The Aussie board has called for lifetime bans on supporters found guilty of racial abuse.

india Updated: Jan 31, 2006 14:42 IST
Agence France-Presse
Agence France-Presse

Australian cricket's governing body has called for lifetime bans on supporters found guilty of racial abuse following reports that India's top lawyer has been called in to investigate ongoing complaints by South African players.

Cricket Australia chief executive James Sutherland said in a statement on Tuesday that spectators who racially abused players should either face heavy fines or be banned from attending matches.

South Africa's cricketers have complained of racist taunts from small sections of crowds since arriving in Australia in December and authorities have promised a crackdown.
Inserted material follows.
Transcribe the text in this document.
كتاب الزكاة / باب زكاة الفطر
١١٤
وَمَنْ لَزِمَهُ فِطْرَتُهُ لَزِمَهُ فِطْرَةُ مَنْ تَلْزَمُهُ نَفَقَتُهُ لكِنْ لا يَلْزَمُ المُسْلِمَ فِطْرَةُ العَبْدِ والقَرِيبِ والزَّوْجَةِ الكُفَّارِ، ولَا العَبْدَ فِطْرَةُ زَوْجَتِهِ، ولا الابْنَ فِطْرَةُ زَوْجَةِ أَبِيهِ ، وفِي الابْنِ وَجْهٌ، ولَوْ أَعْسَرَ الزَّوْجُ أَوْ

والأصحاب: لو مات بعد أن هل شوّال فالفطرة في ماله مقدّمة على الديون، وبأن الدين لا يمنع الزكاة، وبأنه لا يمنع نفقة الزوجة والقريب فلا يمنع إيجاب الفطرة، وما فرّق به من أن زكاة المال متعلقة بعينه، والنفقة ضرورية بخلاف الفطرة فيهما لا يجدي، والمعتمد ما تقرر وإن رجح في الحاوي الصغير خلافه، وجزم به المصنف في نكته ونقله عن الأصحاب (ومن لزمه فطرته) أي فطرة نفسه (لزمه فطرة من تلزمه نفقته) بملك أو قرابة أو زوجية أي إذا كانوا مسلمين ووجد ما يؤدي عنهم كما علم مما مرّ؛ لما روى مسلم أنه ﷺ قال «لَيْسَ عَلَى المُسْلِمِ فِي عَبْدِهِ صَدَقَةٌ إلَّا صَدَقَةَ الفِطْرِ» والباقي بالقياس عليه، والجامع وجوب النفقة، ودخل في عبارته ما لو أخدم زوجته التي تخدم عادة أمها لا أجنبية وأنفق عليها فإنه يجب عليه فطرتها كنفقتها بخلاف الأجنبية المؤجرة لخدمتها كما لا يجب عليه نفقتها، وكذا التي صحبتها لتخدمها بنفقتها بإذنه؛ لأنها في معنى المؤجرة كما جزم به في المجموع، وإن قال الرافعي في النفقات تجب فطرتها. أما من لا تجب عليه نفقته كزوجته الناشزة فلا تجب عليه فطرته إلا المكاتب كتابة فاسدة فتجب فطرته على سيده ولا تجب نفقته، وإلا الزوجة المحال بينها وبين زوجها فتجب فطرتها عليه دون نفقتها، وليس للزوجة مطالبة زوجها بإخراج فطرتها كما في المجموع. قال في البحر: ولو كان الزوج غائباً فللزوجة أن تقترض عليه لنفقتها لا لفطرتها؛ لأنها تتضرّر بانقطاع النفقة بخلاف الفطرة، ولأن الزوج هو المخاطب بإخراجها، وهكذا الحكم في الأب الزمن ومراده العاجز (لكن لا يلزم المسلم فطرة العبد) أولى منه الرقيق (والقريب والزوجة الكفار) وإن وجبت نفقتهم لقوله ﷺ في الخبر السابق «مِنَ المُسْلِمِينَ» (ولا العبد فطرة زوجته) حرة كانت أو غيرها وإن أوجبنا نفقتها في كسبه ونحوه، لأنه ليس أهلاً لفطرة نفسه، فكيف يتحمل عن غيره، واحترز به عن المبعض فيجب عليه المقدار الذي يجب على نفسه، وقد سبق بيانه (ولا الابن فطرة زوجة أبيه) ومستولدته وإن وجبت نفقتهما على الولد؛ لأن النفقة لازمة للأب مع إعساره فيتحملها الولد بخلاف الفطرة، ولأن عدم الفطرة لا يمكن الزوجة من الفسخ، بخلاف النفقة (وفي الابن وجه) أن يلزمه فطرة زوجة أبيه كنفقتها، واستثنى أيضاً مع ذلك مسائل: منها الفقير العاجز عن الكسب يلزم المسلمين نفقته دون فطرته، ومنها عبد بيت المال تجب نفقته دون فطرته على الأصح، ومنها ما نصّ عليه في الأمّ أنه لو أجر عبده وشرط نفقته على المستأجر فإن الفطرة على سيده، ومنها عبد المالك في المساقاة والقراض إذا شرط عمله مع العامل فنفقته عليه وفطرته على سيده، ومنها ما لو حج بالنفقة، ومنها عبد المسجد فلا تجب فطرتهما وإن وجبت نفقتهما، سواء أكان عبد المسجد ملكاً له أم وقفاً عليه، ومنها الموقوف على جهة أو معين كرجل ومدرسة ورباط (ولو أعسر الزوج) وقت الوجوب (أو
The International Cricket Council (ICC) announced that India's Solicitor General Goolam Vahanvati would arrive in Australia in mid-February following an official complaint from the United Cricket Board of South Africa.

Vahanvati would speak to venue staff, Cricket Australia representatives and ICC officials in Australia before compiling a report for the ICC, a council statement said.

He would also travel to South Africa and Sri Lanka to interview players and officials from all three sides taking part in the recent Test and current one day international series, it said.

Sutherland said tougher penalties were needed to "allow cricket administrators globally to ban for life or heavily fine the small handful of miscreants who offend with weak-minded racist taunts from the relative anonymity of packed stadiums".

"The weak-minded minority who are tempted to think 'me too' when they see or hear media reports of racist taunts might think again if they realised they faced bans or huge fines of the type that now apply to spectators who trespass on Australian cricket arenas," he said.

"We intend to talk to Australian federal and state governments who supported us by introducing heavy fines for on-field trespassers to see if a similar approach might be possible for racist spectators," he said.

The ICC statement quoted chief executive Malcolm Speed as saying international cricket needed to act appropriately against racism.

"Once the ICC executive board has received this report, we will be in a position to identify what further steps cricket can take to tackle this issue before it spreads beyond the incidents that have taken place in Australia," Speed said.

The ICC board is scheduled to meet in Dubai on March 20-21.